Causal Inference in Python Blog

Causal Inference in Python, or Causalinference in short, is a software package that implements various statistical and econometric methods used in the field variously known as Causal Inference, Program Evaluation, or Treatment Effect Analysis.

Through a series of blog posts on this page, I will illustrate the use of Causalinference, as well as provide high-level summaries of the underlying econometric theory with the non-specialist audience in mind. Source code for the package can be found at its GitHub page, and detailed documentation is available at causalinferenceinpython.org.

Weighting

In this post we will look at one additional treatment effect estimator — the so-called doubly-robust weighting estimator.

First, it turns out that under unconfoundedness, the following two equalities are true: $$\mathrm{E}\left[\frac{D Y}{p(X)}\right] = \mathrm{E}[Y(1)] \quad \mbox{and} \quad \mathrm{E}\left[\frac{(1-D)Y}{1-p(X)}\right] = \mathrm{E}[Y(0)].$$

This in turn suggests that the expectation of the potential outcomes can be estimated using $$\hat{\mathrm{E}}[Y(1)] = \frac{1}{N} \sum_{i=1}^N \frac{D_i Y_i}{p(X_i)} \quad \mbox{and} \quad \hat{\mathrm{E}}[Y(0)] = \frac{1}{N} \sum_{i=1}^N \frac{(1-D_i) Y_i}{1-p(X_i)}.$$

The difference between these two averages is thus a valid estimator of the average treatment effect \(\mathrm{E}[Y(1)-Y(0)]\). This estimator, also known as the Horvitz-Thompson estimator, is closely related to the inverse probability weighted estimators one might see in the missing data literature. In general, inverse weighting probability is used to inflate the weights for subjects who are underrepresented, thereby eliminating the bias that missing data might introduce. In our case, because the propensity score \(p(X)\) represents the probability of observing \(Y(1)\), inverse weighting by \(p(X)\) gives us exactly the right adjustment for eliminating the bias from selection.

Since the true propensity score is rarely known in practice, we typically use the estimated propensity score \(\hat{p}\) and the modified estimator $$\hat{\mathrm{E}}[Y(1)-Y(0)] = \left(\sum_{i=1}^N \frac{D_i}{\hat{p}(X_i)}\right)^{-1} \sum_{i=1}^N \frac{D_i Y_i}{\hat{p}(X_i)} - \left(\frac{1-D_i}{1-\hat{p}(X_i)}\right)^{-1} \sum_{i=1}^N \frac{(1-D_i) Y_i}{1-\hat{p}(X_i)}.$$

Alternatively, it is possible to compute the above estimator by running weighted least squares with the regression function $$Y_i = \alpha + \beta D_i + \varepsilon_i,$$

with weights given by $$\hat{\lambda}_i = \frac{1}{(1-\hat{p}(X_i))^{1-D_i} \hat{p}(X_i)^{D_i}}.$$

Expressed this way, it is easy to modify the estimator to further control for covariates, by including them into the regression function: $$Y_i = \alpha + \beta D_i + \gamma' X_i + \varepsilon_i.$$

Running weighted least squares on the above regression function with weights \(\hat{\lambda}\) yields the so-called doubly-robust estimator.
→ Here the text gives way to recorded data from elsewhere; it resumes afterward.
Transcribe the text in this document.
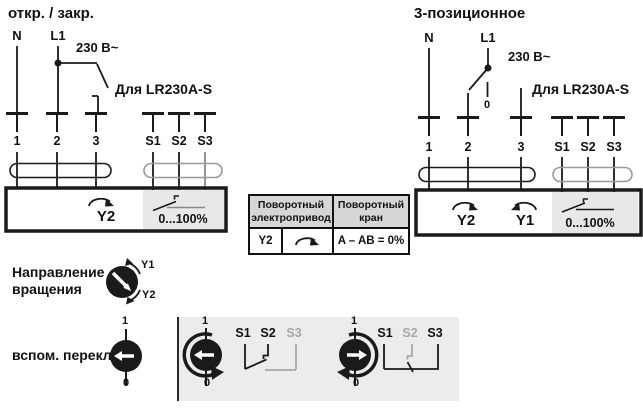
откр. / закр.
N L1
230 В~
Для LR230A-S
1	2	3	S1 S2 S3
Y2	0...100%
3-позиционное
N	L1
230 В~
Для LR230A-S
0
1	2	3 S1 S2 S3
Y2	Y1 0...100%
Поворотный электропривод
Поворотный кран
Y2	A – AB = 0%
Направление
вращения
Y1
Y2
вспом. перекл.
1
0
1
0
S1 S2 S3
1
0
S1 S2 S3
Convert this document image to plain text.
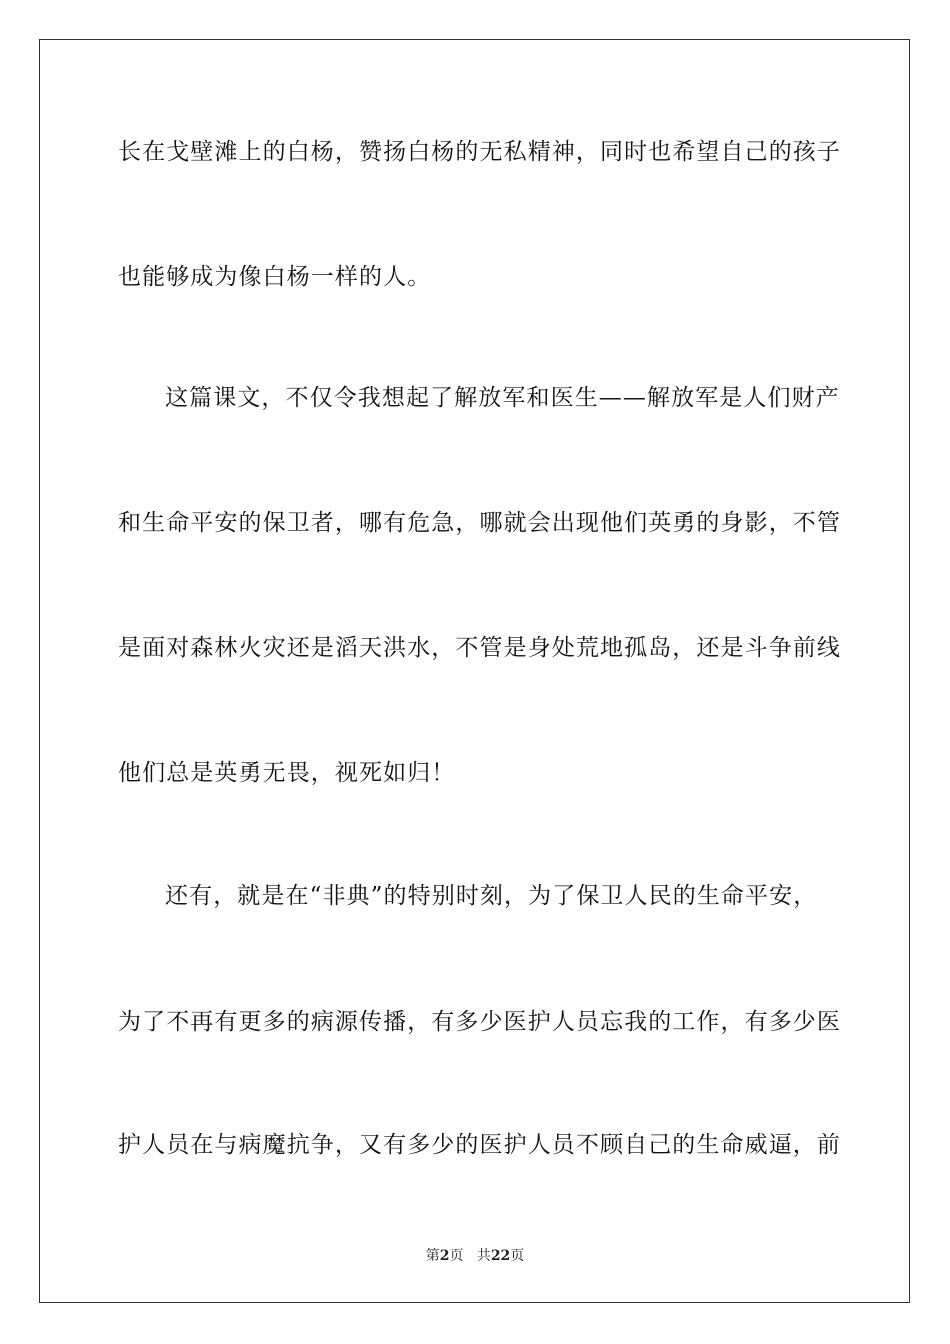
长在戈壁滩上的白杨，赞扬白杨的无私精神，同时也希望自己的孩子
也能够成为像白杨一样的人。
这篇课文，不仅令我想起了解放军和医生——解放军是人们财产
和生命平安的保卫者，哪有危急，哪就会出现他们英勇的身影，不管
是面对森林火灾还是滔天洪水，不管是身处荒地孤岛，还是斗争前线
他们总是英勇无畏，视死如归！
还有，就是在“非典”的特别时刻，为了保卫人民的生命平安，
为了不再有更多的病源传播，有多少医护人员忘我的工作，有多少医
护人员在与病魔抗争，又有多少的医护人员不顾自己的生命威逼，前
第2页 共22页
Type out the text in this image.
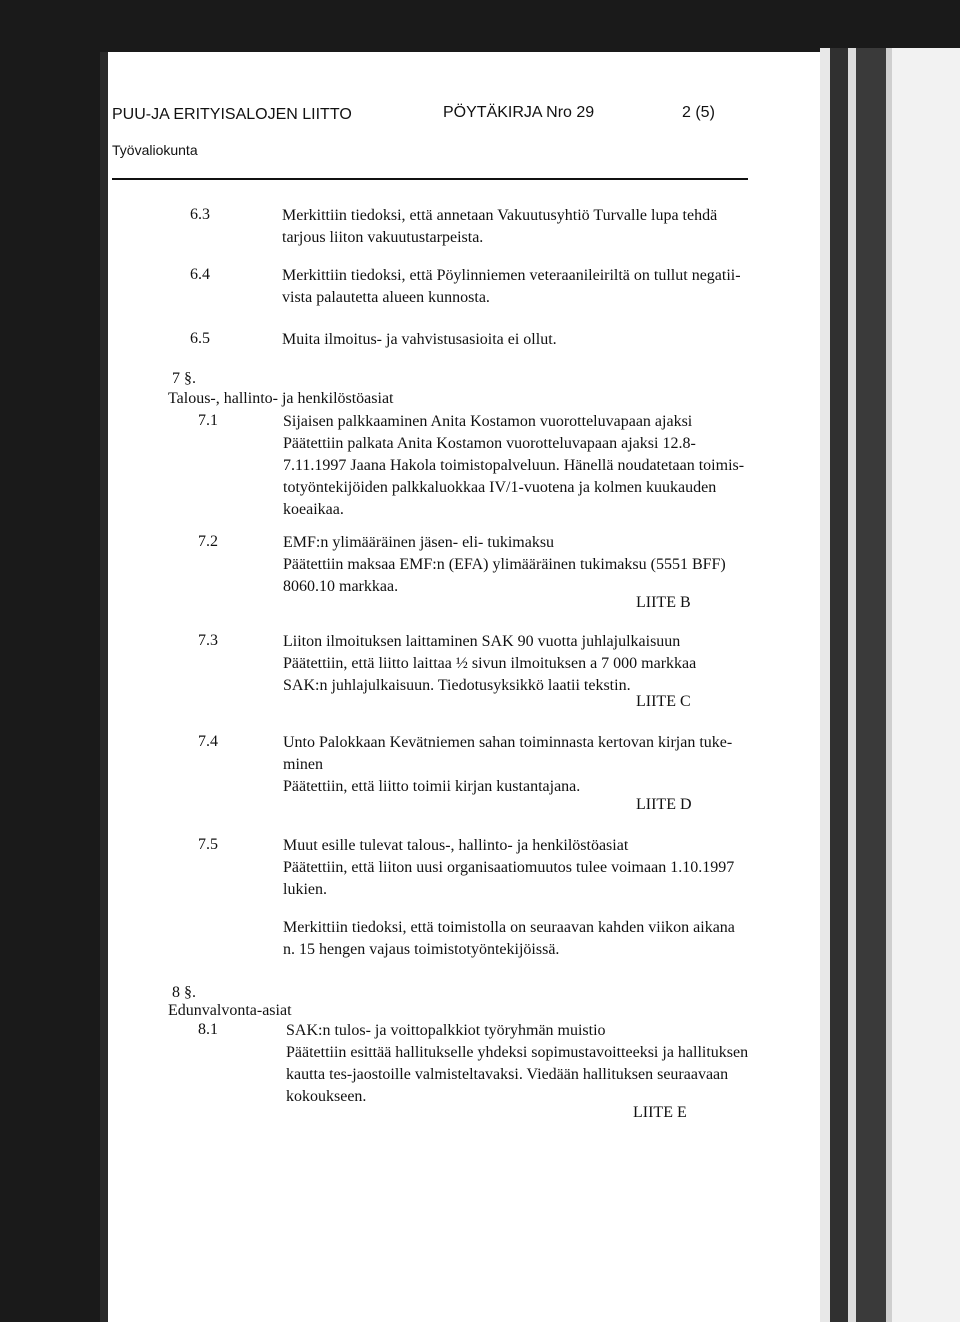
PUU-JA ERITYISALOJEN LIITTO	PÖYTÄKIRJA Nro 29	2 (5)
Työvaliokunta
6.3	Merkittiin tiedoksi, että annetaan Vakuutusyhtiö Turvalle lupa tehdä
tarjous liiton vakuutustarpeista.
6.4	Merkittiin tiedoksi, että Pöylinniemen veteraanileiriltä on tullut negatii-
vista palautetta alueen kunnosta.
6.5	Muita ilmoitus- ja vahvistusasioita ei ollut.
7 §.
Talous-, hallinto- ja henkilöstöasiat
7.1	Sijaisen palkkaaminen Anita Kostamon vuorotteluvapaan ajaksi
Päätettiin palkata Anita Kostamon vuorotteluvapaan ajaksi 12.8-
7.11.1997 Jaana Hakola toimistopalveluun. Hänellä noudatetaan toimis-
totyöntekijöiden palkkaluokkaa IV/1-vuotena ja kolmen kuukauden
koeaikaa.
7.2	EMF:n ylimääräinen jäsen- eli- tukimaksu
Päätettiin maksaa EMF:n (EFA) ylimääräinen tukimaksu (5551 BFF)
8060.10 markkaa.
LIITE B
7.3	Liiton ilmoituksen laittaminen SAK 90 vuotta juhlajulkaisuun
Päätettiin, että liitto laittaa ½ sivun ilmoituksen a 7 000 markkaa
SAK:n juhlajulkaisuun. Tiedotusyksikkö laatii tekstin.
LIITE C
7.4	Unto Palokkaan Kevätniemen sahan toiminnasta kertovan kirjan tuke-
minen
Päätettiin, että liitto toimii kirjan kustantajana.
LIITE D
7.5	Muut esille tulevat talous-, hallinto- ja henkilöstöasiat
Päätettiin, että liiton uusi organisaatiomuutos tulee voimaan 1.10.1997
lukien.
Merkittiin tiedoksi, että toimistolla on seuraavan kahden viikon aikana
n. 15 hengen vajaus toimistotyöntekijöissä.
8 §.
Edunvalvonta-asiat
8.1	SAK:n tulos- ja voittopalkkiot työryhmän muistio
Päätettiin esittää hallitukselle yhdeksi sopimustavoitteeksi ja hallituksen
kautta tes-jaostoille valmisteltavaksi. Viedään hallituksen seuraavaan
kokoukseen.
LIITE E
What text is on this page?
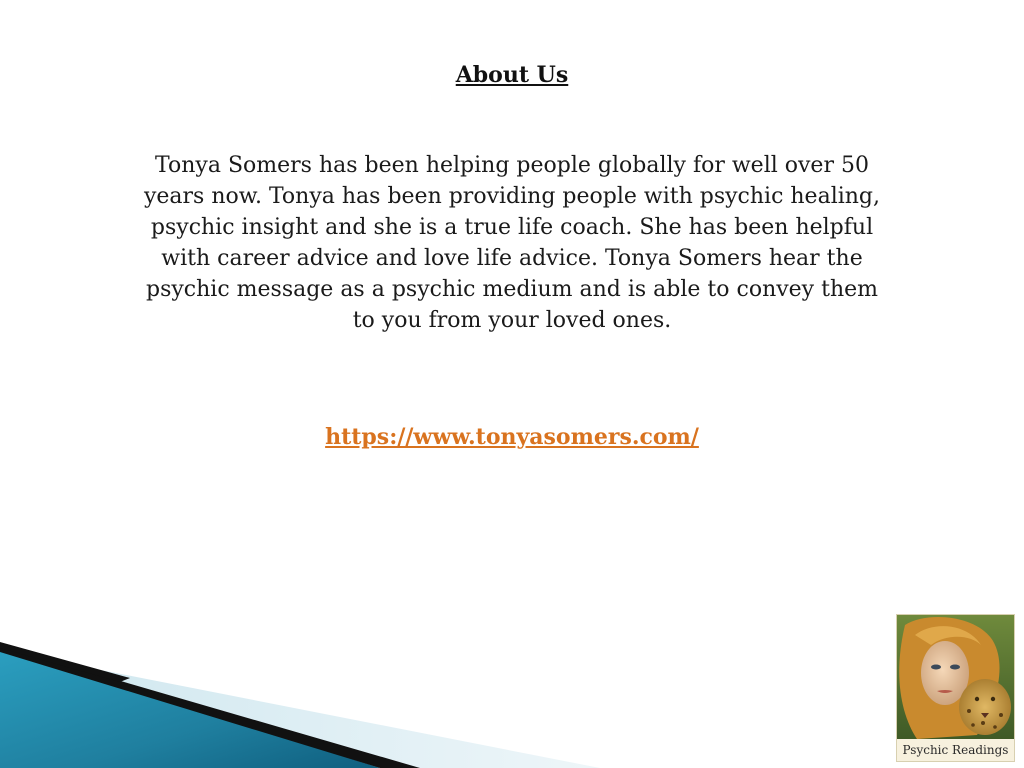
About Us
Tonya Somers has been helping people globally for well over 50 years now. Tonya has been providing people with psychic healing, psychic insight and she is a true life coach. She has been helpful with career advice and love life advice. Tonya Somers hear the psychic message as a psychic medium and is able to convey them to you from your loved ones.
https://www.tonyasomers.com/
Psychic Readings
This estimator has the property that as long as either the specification of the propensity score or the specification of the regression function is correct, it will be consistent for the true average treatment effect.

To compute this estimator using Causalinference, we simply run est_via_weighting, as follows:

>>> Y, D, X = vignette_data()
>>> causal = CausalModel(Y, D, X)
>>> causal.est_propensity_s()
>>> causal.est_via_weighting()
>>> print(causal.estimates)

Treatment Effect Estimates: Weighting

                     Est.       S.e.          z      P>|z|      [95% Conf. int.]
--------------------------------------------------------------------------------
           ATE     17.989      1.443     12.469      0.000     15.161     20.816

Unfortunately, despite the apparent desirability of the double robustness property, it does not apply in this case as we have misspecified both the propensity score and the regression function. Furthermore, because the estimated propensity scores enter as the denominator, any noise in the estimated propensity scores can actually generate considerable bias. As a result, the estimated average treatment effect we see above turns out to be quite far from the true value of 10. For a more detailed discussion of the relative merits of weighting estimators, see Imbens and Rubin (2015).

References

Imbens, G. & Rubin, D. (2015). Causal inference in statistics, social, and biomedical sciences: An introduction. Cambridge University Press.